Published online Mar 14, 2019. doi: 10.3748/wjg.v25.i10.1259
Peer-review started: January 14, 2019
First decision: January 23, 2019
Revised: January 29, 2019
Accepted: January 30, 2019
Article in press: January 30, 2019
Published online: March 14, 2019
Processing time: 61 Days and 16.9 Hours
Rectal carcinoid tumor is a clinically common submucosal tumor of the digestive tract. Lymph node metastasis risk of rectal carcinoid tumors less than 1 cm is low. Endoscopic local resection is currently the main treatment method, of which endoscopic submucosal dissection (ESD) is the first choice. Endoscopic mucosal resection (EMR) is also a commonly used treatment method for digestive tract mucosal lesions, with low technical requirements and relatively easy to grasp. Previous studies have shown that EMR also has a good effect on rectal carcinoids, but there is a residual risk of basal tumors, even with improved EMR (such as EMR-cap, EMR-P, C-EMR and so on). Therefore, it is of certain clinical value to explore a simple and effective method to treat small rectal carcinoids on the basis of EMR.
This study aimed to explore a simple and effective endoscopic resection method for the treatment of small rectal carcinoids, especially when ESD is not available.
The clinical application of ligation assisted endoscopic resection is extensive, especially for gastrointestinal submucosal tumors, and even the tumors less than 2 cm derived from the muscularis propria also can achieve satisfactory results. For some submucosal tumors that may have residual tumor in the basal part after endoscopic resection, the ligation method after endoscopic resection can lead to the final ischemic necrosis of the residual tumor and achieve the purpose of complete resection. The purpose of this study was to explore the efficacy of transparent cap assisted endoscopic mucosal resection combined with postoperative endoloop ligation in the treatment of rectal carcinoids.

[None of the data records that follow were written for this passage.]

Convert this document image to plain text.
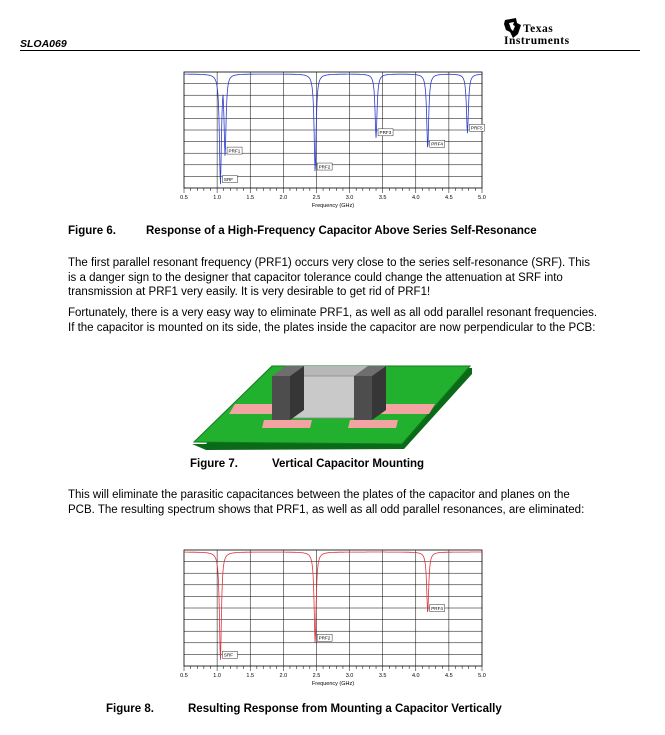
SLOA069
Texas
Instruments
0.5	1.0	1.5	2.0	2.5	3.0	3.5	4.0	4.5	5.0
Frequency (GHz)
SRF
PRF1
PRF2
PRF3
PRF4
PRF5
Figure 6.	Response of a High-Frequency Capacitor Above Series Self-Resonance

The first parallel resonant frequency (PRF1) occurs very close to the series self-resonance (SRF). This is a danger sign to the designer that capacitor tolerance could change the attenuation at SRF into transmission at PRF1 very easily. It is very desirable to get rid of PRF1!

Fortunately, there is a very easy way to eliminate PRF1, as well as all odd parallel resonant frequencies. If the capacitor is mounted on its side, the plates inside the capacitor are now perpendicular to the PCB:

Figure 7.	Vertical Capacitor Mounting

This will eliminate the parasitic capacitances between the plates of the capacitor and planes on the PCB. The resulting spectrum shows that PRF1, as well as all odd parallel resonances, are eliminated:

0.5	1.0	1.5	2.0	2.5	3.0	3.5	4.0	4.5	5.0
Frequency (GHz)
SRF
PRF2
PRF4
Figure 8.	Resulting Response from Mounting a Capacitor Vertically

This study retrospectively analyzed the cases diagnosed as rectal carcinoid tumors and treated by ligation after cap (LC)-EMR or ESD in the gastroenterology unit of Shenzhen People’s Hospital between January 2016 and Decemeber 2017. Patients' demographic data, the complete resection rates, operation duration, and postoperative complications were collected.
A total of 34 patients including 24 males and 10 females with an average of 19-79 (47.47 ± 12.25) years participated in the study. The mean ages, tumor size, resection time, and pathologically complete resection (P-CR) rates of the ESD (n = 12) and LC-EMR (n = 22) groups were 48.18 ± 12.31 years vs 46.17 ± 12.57 years, 7.23 ± 1.63 mm vs 7.50 ± 1.38 mm, 15.67 ± 2.15 min vs 5.91 ± 0.87 min, and 91.67% (11/12) vs 86.36% (19/22), respectively. No perforation or delayed bleeding was observed in either group. Pathology diagnosis was confirmed as G1. Two of the three cases with a positive margin in the LC-EMR group received transanal rectal tumor resection and tumor cells were not identified in the postoperative specimens. The other case with a positive margin chose follow-up without further operation. One case with remnant tumor after ESD received further local ligation treatment. Neither local recurrence nor lymph node metastasis was found during the follow-up period. Both LC-EMR and ESD were effective methods to treat small rectal carcinoid tumors.
LC-EMR appears to be an efficient and simple method for the treatment for small rectal carcinoid tumors less than 10 mm, especially when ESD is not available. LC-EMR can effectively prevent remnant tumors at the resection margin. Considering rectal carcinoid is a slow-growing tumor, long-term follow-up is necessary to determine the long- term efficacy of LC-EMR.
To avoid local tumor residue after endoscopic resection, it is necessary to perform postoperative prophylactic endoloop ligation, even after ESD.